>>La Commission européenne favorable à des mesures pour limiter la production de lait
En Europe, la consommation a progressé de 1,4% en 2016 et la demande continue d'augmenter aussi aux États-Unis. Du coup, les cours du beurre industriel s'envolent.
"En janvier, le beurre industriel cotait 4.350 euros la tonne en Europe, alors qu'il était tombé au plus bas l'an dernier en avril, à 2.450 euros la tonne" explique Gérard Calbrix, directeur des affaires financières de l'Association de la Transformation Laitière française : un bond de 77%.
Un employé d'une coopérative basque emballe du beurre produit à Aldudes, dans le sud de la France, le 30 octobre 2015. |
"On avait connu des changements de même ampleur mais jamais aussi rapides" ajoute M. Calbrix.
En Bretagne, dans l'Ouest de la France, le directeur des achats de Bridor, fournisseur de Brioche Dorée confirme que la situation "se tend" sur les prix pour les achats en gros de beurre destinés à ses brioches.
La demande croît d'autant plus que jamais les pâtisseries et viennoiseries françaises industrielles ne se sont aussi bien vendues à l'étranger.
Pour la première fois en 2015, la France a exporté plus d'un milliard d'euros de pâtisseries, a confirmé, Matthieu Labbé, délégué général de la Fédération des entreprises de la boulangerie et de la pâtisserie française (FEB).
Dominique Chargé, de la Fédération nationale des producteurs laitiers ne veut pas pour autant parler de "pénurie" de beurre, mais utilise aussi le mot de "tension", car "on n'a pas de stock", admet-il, alors que l'Union Européenne regorge de stocks de poudre de lait écrémé (environ 350.000 tonnes en janvier 2017).
Au cœur de cette crise, la surproduction mondiale de lait en 2014-2015 qui a coïncidé avec le retournement historique de l'approche scientifique vis-à-vis du beurre dans l'alimentation.
Après la chute du prix du lait, les producteurs en difficulté ont massivement abattu des vaches laitières, faisant baisser les volumes, pour tenter de soutenir les cours laitiers.
«Mangez du beurre»
"Les abattages de vaches ont augmenté dans toute l'Europe", souligne M.Calbrix.
Or depuis le début des années 2010, le discours scientifique mondial a réhabilité le beurre et les graisses animales, longtemps accusés d'être les premiers responsables des maladies cardio-vasculaires, grandes meurtrières des pays riches.
Une récente analyse très commentée parue dans le British Medical Journal conclut qu'il n'y a pas de sur-risque de maladies cardiovasculaires avec une consommation modérée de graisses saturées, que l'on retrouve notamment dans le beurre.
Dès juin 2014, le magazine américain Time avait anticipé le retournement de tendance en publiant à sa une une énorme noisette de beurre fondante, sous le titre Mangez du beurre. La consommation a redémarré cette année-là aux États-Unis, suivie par le Canada et le Japon "qui ont augmenté leurs importations de beurre", dit M. Calbrix.
Côté prix, alors qu'en Allemagne la plaquette de 250 grammes, étalon du marché, a subi 40% d'augmentation dans les enseignes Lidl et Aldi en octobre, le consommateur français est resté jusqu'à présent protégé de cette flambée.
Les prix français dépendent d'une négociation annuelle entre producteurs et grande distribution.

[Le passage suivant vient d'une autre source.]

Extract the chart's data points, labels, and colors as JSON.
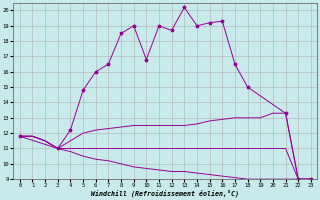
{
  "xlabel": "Windchill (Refroidissement éolien,°C)",
  "bg_color": "#c8eaea",
  "line_color": "#990099",
  "xlim": [
    -0.5,
    23.5
  ],
  "ylim": [
    9,
    20.5
  ],
  "xticks": [
    0,
    1,
    2,
    3,
    4,
    5,
    6,
    7,
    8,
    9,
    10,
    11,
    12,
    13,
    14,
    15,
    16,
    17,
    18,
    19,
    20,
    21,
    22,
    23
  ],
  "yticks": [
    9,
    10,
    11,
    12,
    13,
    14,
    15,
    16,
    17,
    18,
    19,
    20
  ],
  "line_peak_x": [
    0,
    3,
    4,
    5,
    6,
    7,
    8,
    9,
    10,
    11,
    12,
    13,
    14,
    15,
    16,
    17,
    18,
    21,
    22,
    23
  ],
  "line_peak_y": [
    11.8,
    11.0,
    12.2,
    14.8,
    16.0,
    16.5,
    18.5,
    19.0,
    16.8,
    19.0,
    18.7,
    20.2,
    19.0,
    19.2,
    19.3,
    16.5,
    15.0,
    13.3,
    9.0,
    9.0
  ],
  "line_upper_x": [
    0,
    1,
    2,
    3,
    4,
    5,
    6,
    7,
    8,
    9,
    10,
    11,
    12,
    13,
    14,
    15,
    16,
    17,
    18,
    19,
    20,
    21,
    22,
    23
  ],
  "line_upper_y": [
    11.8,
    11.8,
    11.5,
    11.0,
    11.5,
    12.0,
    12.2,
    12.3,
    12.4,
    12.5,
    12.5,
    12.5,
    12.5,
    12.5,
    12.6,
    12.8,
    12.9,
    13.0,
    13.0,
    13.0,
    13.3,
    13.3,
    9.0,
    9.0
  ],
  "line_flat_x": [
    0,
    1,
    2,
    3,
    4,
    5,
    6,
    7,
    8,
    9,
    10,
    11,
    12,
    13,
    14,
    15,
    16,
    17,
    18,
    19,
    20,
    21,
    22,
    23
  ],
  "line_flat_y": [
    11.8,
    11.8,
    11.5,
    11.0,
    11.0,
    11.0,
    11.0,
    11.0,
    11.0,
    11.0,
    11.0,
    11.0,
    11.0,
    11.0,
    11.0,
    11.0,
    11.0,
    11.0,
    11.0,
    11.0,
    11.0,
    11.0,
    9.0,
    9.0
  ],
  "line_lower_x": [
    0,
    1,
    2,
    3,
    4,
    5,
    6,
    7,
    8,
    9,
    10,
    11,
    12,
    13,
    14,
    15,
    16,
    17,
    18,
    19,
    20,
    21,
    22,
    23
  ],
  "line_lower_y": [
    11.8,
    11.8,
    11.5,
    11.0,
    10.8,
    10.5,
    10.3,
    10.2,
    10.0,
    9.8,
    9.7,
    9.6,
    9.5,
    9.5,
    9.4,
    9.3,
    9.2,
    9.1,
    9.0,
    9.0,
    9.0,
    9.0,
    9.0,
    9.0
  ],
  "grid_color": "#b0b0b0",
  "marker": "*",
  "markersize": 2.5
}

Mais celle-ci doit justement s'achever fin février pour l'année 2017.
"Pour l'instant, la grande distribution ne veut pas entendre parler de hausse, nous sommes dans un bras de fer, et nous avons un gros problème", dit M.Calbrix. Un autre facteur protège les consommateurs français, plus gros consommateurs de beurre du monde par tête d'habitant (8 kg par an) : ils ont plutôt tendance à en manger moins.

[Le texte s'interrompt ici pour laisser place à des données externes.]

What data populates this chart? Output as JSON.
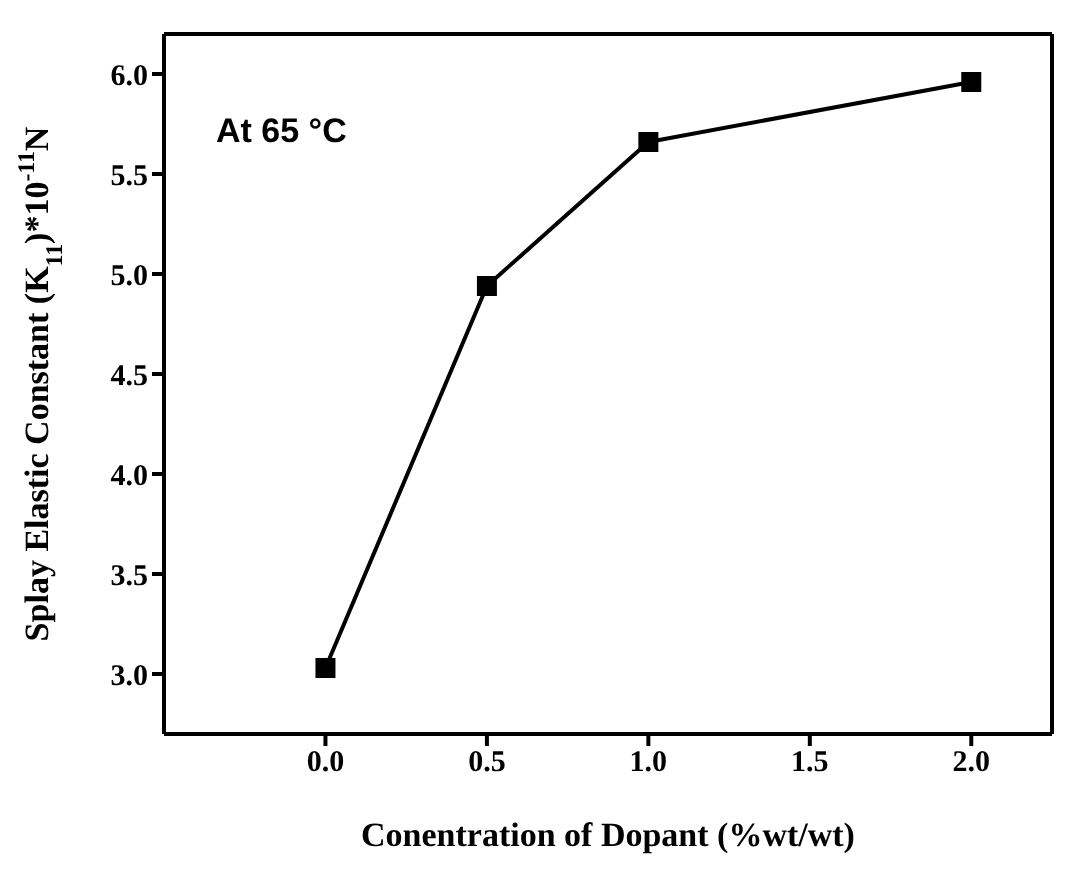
{
  "chart_data": {
    "type": "line",
    "xlabel": "Conentration of Dopant (%wt/wt)",
    "ylabel": "Splay Elastic Constant (K$_{11}$)*10$^{-11}$N",
    "annotations": [
      "At 65 °C"
    ],
    "x": [
      0.0,
      0.5,
      1.0,
      2.0
    ],
    "series": [
      {
        "color": "#000000",
        "values": [
          3.03,
          4.94,
          5.66,
          5.96
        ]
      }
    ],
    "xlim": [
      -0.5,
      2.25
    ],
    "xticks": [
      {
        "value": 0,
        "label": "0.0"
      },
      {
        "value": 0.5,
        "label": "0.5"
      },
      {
        "value": 1,
        "label": "1.0"
      },
      {
        "value": 1.5,
        "label": "1.5"
      },
      {
        "value": 2,
        "label": "2.0"
      }
    ],
    "ylim": [
      2.7,
      6.2
    ],
    "yticks": [
      {
        "value": 3,
        "label": "3.0"
      },
      {
        "value": 3.5,
        "label": "3.5"
      },
      {
        "value": 4,
        "label": "4.0"
      },
      {
        "value": 4.5,
        "label": "4.5"
      },
      {
        "value": 5,
        "label": "5.0"
      },
      {
        "value": 5.5,
        "label": "5.5"
      },
      {
        "value": 6,
        "label": "6.0"
      }
    ],
    "marker": "square",
    "line_style": "solid",
    "grid": false
  }
}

L'an dernier, les ventes de beurre en grande distribution ont reculé de 1,9% en volume, à 180.000 tonnes.
Il reste néanmoins un problème de taille à régler, réinstaurer de la matière grasse dans le lait, qui sert à fabriquer le beurre, souligne le ministre de l'Agriculture, Stéphane Le Foll. Depuis 15 ans, le taux de matière grasse du lait en France et en Europe a baissé chaque année, notamment via la sélection génétique des vaches. "Il faudra 10 ou 15 ans pour changer la donne", prédit M.Calbrix.